Devlet nerede diye soruyordu devletzede. Devlet tam da oradaydı aslında. Kameraların karşısında, enkazın üzerindeydi. Bize çimento hisselerinin arttığını gösteren karmaşık grafiklerin; Bayraklı bölgesinde kira fiyatlarını yarı yarıya arttıran, deprem sırasında işyerini terk eden işçilerin maaşlarından kesinti yapan karanlığın içindeydi. Yarattığı enkazın tepesine çıkıp poz veren bakanın ta kendisiydi. Deprem olurken bir mağazada kıyafet deneyen bir kadının, üzerinde kıyafetle mağazadan çıkmasına izin vermeyen güvenlik görevlisine, o kadını durdurtan dürtüydü. Tepemize çöken kolonlar, vücudumuza giren kirişler, ağzımıza doluşan toz duman, ayağımızı sıkıştıran beton, tümüyle enkazın ta kendisiydi devlet. Deprem olur olmaz, gölgesini hiç eksik etmedi İzmir’in üzerinden.
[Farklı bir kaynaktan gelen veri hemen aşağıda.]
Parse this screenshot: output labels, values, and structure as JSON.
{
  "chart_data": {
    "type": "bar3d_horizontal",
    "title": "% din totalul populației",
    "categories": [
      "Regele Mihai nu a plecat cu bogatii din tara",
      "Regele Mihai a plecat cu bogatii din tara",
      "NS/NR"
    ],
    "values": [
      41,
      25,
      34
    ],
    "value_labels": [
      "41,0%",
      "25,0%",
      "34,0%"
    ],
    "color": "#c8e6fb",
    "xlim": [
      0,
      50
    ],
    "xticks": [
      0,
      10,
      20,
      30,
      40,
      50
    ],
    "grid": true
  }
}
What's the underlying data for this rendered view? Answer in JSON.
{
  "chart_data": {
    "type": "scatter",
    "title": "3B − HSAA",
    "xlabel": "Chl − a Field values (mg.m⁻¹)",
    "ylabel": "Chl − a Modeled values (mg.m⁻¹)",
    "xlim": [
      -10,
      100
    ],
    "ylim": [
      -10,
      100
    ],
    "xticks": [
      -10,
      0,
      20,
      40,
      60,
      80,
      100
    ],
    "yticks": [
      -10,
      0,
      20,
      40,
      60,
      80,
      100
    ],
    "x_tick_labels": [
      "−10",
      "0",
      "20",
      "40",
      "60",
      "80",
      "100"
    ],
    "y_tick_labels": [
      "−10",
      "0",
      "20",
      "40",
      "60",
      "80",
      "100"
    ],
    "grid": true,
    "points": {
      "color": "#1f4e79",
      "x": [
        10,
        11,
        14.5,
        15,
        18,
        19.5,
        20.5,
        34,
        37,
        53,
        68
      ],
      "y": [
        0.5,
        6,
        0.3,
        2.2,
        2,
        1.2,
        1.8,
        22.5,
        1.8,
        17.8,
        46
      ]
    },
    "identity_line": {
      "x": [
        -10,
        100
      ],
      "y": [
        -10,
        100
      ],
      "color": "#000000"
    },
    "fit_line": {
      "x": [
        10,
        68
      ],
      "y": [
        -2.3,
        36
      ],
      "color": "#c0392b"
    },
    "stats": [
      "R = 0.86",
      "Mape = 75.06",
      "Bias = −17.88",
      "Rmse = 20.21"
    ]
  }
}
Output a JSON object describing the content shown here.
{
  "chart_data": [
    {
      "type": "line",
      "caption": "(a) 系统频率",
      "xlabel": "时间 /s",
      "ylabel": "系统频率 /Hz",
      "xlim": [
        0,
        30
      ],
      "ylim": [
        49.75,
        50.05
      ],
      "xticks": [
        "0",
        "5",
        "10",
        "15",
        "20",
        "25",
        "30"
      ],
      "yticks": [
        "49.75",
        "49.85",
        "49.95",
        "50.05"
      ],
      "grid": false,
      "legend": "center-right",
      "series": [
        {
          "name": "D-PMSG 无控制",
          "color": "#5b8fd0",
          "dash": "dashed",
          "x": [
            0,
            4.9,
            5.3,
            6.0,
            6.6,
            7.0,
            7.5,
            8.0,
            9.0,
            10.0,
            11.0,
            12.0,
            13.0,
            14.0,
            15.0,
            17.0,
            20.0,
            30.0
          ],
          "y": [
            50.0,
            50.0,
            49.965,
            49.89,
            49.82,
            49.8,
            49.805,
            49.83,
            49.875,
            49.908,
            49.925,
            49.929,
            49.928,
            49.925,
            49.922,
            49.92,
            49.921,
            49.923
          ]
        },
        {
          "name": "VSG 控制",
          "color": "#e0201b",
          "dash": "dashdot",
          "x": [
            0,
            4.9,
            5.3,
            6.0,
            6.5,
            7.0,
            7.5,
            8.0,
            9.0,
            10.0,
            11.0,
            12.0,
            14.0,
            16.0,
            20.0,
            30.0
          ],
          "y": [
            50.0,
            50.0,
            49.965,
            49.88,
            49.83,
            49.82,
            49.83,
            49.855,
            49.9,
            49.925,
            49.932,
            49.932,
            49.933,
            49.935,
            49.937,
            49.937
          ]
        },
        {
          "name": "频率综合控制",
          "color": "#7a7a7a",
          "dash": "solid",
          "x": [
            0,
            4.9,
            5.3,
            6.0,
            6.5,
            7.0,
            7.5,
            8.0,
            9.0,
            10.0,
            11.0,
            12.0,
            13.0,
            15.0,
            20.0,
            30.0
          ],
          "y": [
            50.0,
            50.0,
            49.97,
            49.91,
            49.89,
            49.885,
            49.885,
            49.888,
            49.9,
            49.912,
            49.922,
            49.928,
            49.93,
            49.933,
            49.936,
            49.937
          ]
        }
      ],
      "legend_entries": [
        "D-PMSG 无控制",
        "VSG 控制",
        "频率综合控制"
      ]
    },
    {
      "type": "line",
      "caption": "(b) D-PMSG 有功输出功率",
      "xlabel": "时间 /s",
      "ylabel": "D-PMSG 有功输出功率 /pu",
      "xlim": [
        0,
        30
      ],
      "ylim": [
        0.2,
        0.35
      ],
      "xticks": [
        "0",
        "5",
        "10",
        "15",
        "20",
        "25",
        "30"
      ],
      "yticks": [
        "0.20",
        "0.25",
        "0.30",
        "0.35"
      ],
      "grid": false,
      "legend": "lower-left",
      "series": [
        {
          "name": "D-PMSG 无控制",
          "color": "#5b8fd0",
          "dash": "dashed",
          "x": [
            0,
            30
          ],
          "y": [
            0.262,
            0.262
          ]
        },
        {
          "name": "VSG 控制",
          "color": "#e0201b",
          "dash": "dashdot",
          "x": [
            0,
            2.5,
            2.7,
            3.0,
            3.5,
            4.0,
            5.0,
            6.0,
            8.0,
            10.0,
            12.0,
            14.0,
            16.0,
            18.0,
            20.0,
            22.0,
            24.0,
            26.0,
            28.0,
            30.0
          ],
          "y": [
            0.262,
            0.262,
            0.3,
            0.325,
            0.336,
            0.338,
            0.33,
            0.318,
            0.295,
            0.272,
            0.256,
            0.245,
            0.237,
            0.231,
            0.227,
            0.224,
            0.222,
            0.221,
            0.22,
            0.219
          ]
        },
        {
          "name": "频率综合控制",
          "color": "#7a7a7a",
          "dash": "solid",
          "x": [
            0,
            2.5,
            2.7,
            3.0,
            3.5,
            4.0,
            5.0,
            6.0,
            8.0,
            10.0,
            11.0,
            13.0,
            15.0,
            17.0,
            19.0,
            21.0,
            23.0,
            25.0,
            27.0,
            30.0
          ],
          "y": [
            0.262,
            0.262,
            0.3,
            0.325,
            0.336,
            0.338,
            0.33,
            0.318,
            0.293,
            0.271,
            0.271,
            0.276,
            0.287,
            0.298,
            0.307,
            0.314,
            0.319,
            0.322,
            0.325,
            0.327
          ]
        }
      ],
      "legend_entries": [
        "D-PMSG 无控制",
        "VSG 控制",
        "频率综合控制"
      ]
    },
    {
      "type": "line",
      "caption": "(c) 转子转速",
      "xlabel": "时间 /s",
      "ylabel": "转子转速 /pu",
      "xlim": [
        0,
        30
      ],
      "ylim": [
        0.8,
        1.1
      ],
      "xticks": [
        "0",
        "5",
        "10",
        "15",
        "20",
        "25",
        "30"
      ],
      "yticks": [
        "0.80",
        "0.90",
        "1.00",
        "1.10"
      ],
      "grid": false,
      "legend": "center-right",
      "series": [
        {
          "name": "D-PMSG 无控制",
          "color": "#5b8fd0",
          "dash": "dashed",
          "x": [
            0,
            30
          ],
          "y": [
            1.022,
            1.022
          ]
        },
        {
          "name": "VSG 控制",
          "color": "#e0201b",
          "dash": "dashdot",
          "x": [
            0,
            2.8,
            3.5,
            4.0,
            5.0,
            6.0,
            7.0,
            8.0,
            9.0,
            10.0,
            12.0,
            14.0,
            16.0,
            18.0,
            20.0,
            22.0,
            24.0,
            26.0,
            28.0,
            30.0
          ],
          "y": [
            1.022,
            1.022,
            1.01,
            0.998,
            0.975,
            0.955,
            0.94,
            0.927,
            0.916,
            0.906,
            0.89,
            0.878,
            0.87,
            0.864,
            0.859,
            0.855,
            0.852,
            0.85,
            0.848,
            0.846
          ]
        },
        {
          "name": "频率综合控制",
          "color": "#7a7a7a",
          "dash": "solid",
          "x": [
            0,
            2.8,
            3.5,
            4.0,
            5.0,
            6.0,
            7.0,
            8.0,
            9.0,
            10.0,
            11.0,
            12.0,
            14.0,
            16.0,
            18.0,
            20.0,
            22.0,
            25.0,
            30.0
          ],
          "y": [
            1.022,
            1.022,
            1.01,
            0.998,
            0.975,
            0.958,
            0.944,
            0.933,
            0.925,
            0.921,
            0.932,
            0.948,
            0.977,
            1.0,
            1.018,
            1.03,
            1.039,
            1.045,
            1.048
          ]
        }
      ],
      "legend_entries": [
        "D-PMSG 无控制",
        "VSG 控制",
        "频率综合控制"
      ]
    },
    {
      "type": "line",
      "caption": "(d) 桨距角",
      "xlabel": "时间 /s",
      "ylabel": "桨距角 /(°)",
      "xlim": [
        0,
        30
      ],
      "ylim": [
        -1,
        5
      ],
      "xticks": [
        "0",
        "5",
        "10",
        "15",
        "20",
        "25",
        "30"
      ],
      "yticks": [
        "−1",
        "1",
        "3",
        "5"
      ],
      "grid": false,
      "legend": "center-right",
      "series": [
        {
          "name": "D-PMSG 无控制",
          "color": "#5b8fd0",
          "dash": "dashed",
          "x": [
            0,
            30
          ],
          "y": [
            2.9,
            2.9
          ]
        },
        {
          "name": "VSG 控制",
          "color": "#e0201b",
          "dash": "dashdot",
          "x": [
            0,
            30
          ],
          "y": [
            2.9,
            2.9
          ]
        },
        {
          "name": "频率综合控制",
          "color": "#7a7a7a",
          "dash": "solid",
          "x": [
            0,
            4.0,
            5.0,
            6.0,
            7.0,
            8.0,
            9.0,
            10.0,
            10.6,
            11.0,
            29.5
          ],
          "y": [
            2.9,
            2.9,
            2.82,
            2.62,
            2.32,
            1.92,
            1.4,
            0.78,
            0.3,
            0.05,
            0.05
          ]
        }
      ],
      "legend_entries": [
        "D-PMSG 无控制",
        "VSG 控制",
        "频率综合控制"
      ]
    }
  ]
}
Depremin Devası, Devletin Derdi: Dayanışma
Depremden sonra İzmir’in belli noktalarında dayanışma çadırları kuruldu. İzmir’de yüzlerce gönüllü, evi yıkılan devletzedelerin ihtiyaçlarını paylaşmak için stantlar kurdular. Battaniye, gıda malzemeleri, çorba, yemek, kitap, kimin elinde ne varsa, olmayanla paylaşıyordu. Aşık Veysel rekreasyon alanında depremde yaşamını yitiren Arda Baran Demir’in anısına, onun adı verilen bir kitaplık kurulmuştu. Devlet hemen dikildi kitaplığın tepesine. Polis amiri “savcıya anlatırsın bandrolsüz kitap dağıtmak nasılmış” diyerek insanları tehdit ediyordu. Polisler kitapların hepsini toplayıp kitaplığı dağıttılar.
Devlet Manavkuyu’da açılan dayanışma standlarına da uğradı tabii ki. Dayanışma malzemelerini dağıtarak toplamda 9 gönüllüyü gözaltına aldılar. Akıl alır gibi değil evet. Depremden sonra evsiz kalan insanların ihtiyaçlarını paylaşmak için gönüllülerin kurduğu dayanışma standına saldırdı devlet.
Bu kadar şeyin üzerine gerçekten insan düşünmeden edemiyor değil mi? Depremzede miyiz, devletzede mi?